Thu Oct 26 07:30:00 CDT 2017

Consensus Consensus Range Actual Previous Revised
New Claims - Level 235K 225K to 240K 233K 222K 223K
4-week Moving Average - Level 239.50K 248.25K 248.50K
New Claims - Change 10K -22K -21K

Puerto Rico is becoming a factor but claims data are otherwise very steady at historic lows. Initial claims rose 10,000 in the October 21 week to 233,000 which is just below Econoday's consensus. Claims from hurricane-stricken areas have now leveled except for Puerto Rico where claims jumped by more than 1,000 to 3,242. This could go higher in the weeks ahead.

Showing no hurricane effects are continuing claims which, in lagging data for the October 14 week, fell 3,000 to 1.893 million. The unemployment rate for insured workers is only 1.3 percent. Except for the wildcard of Puerto Rico, jobless claims are consistent with full employment.

Market Consensus Before Announcement
Hurricane effects have completely eased from initial jobless claims which hit a 44-year low in the prior week at 222,000. Yet Puerto Rico is still an unknown given low levels of claims still coming out of the territory. The consensus call for the October 21 week, at 235,000, sees only a limited increase and no major Puerto Rican effect.

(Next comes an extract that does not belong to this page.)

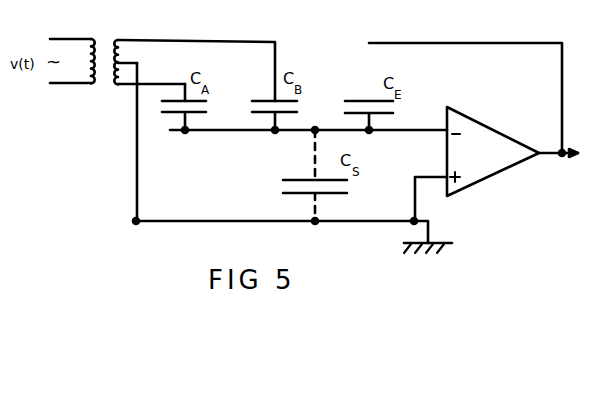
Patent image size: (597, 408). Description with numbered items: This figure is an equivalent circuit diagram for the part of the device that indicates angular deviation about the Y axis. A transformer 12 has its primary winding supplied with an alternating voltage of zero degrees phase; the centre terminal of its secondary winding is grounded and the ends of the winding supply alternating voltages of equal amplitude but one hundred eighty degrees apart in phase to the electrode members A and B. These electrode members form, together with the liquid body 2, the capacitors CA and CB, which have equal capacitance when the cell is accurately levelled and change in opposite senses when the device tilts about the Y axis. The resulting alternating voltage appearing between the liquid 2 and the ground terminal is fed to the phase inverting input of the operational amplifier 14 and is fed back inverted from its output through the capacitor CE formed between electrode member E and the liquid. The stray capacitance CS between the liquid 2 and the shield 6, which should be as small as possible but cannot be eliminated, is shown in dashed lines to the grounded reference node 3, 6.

New unemployment claims are compiled weekly to show the number of individuals who filed for unemployment insurance for the first time. An increasing (decreasing) trend suggests a deteriorating (improving) labor market. The four-week moving average of new claims smooths out weekly volatility.

Jobless claims are an easy way to gauge the strength of the job market. The fewer people filing for unemployment benefits, the more have jobs, and that tells investors a great deal about the economy. Nearly every job comes with an income that gives a household spending power. Spending greases the wheels of the economy and keeps itgrowing, so a stronger job market generates a healthier economy.

There's a downside to it, though. Unemployment claims, and therefore the number of job seekers, can fall to such a low level that businesses have a tough time finding new workers. They might have to pay overtime wages to current staff, use higher wages to lure people from other jobs, and in general spend more on labor costs because of a shortage of workers. This leads to wage inflation, which is bad news for the stock and bond markets. Federal Reserve officials are always on the look-out for inflationary pressures.

By tracking the number of jobless claims, investors can gain a sense of how tight, or how loose, the job market is. If wage inflation looks threatening, it's a good bet that interest rates will rise, bond and stock prices will fall, and the only investors in a good mood will be the ones who tracked jobless claims and adjusted their portfolios to anticipate these events.

Just remember, the lower the number of unemployment claims, the stronger the job market, and vice versa.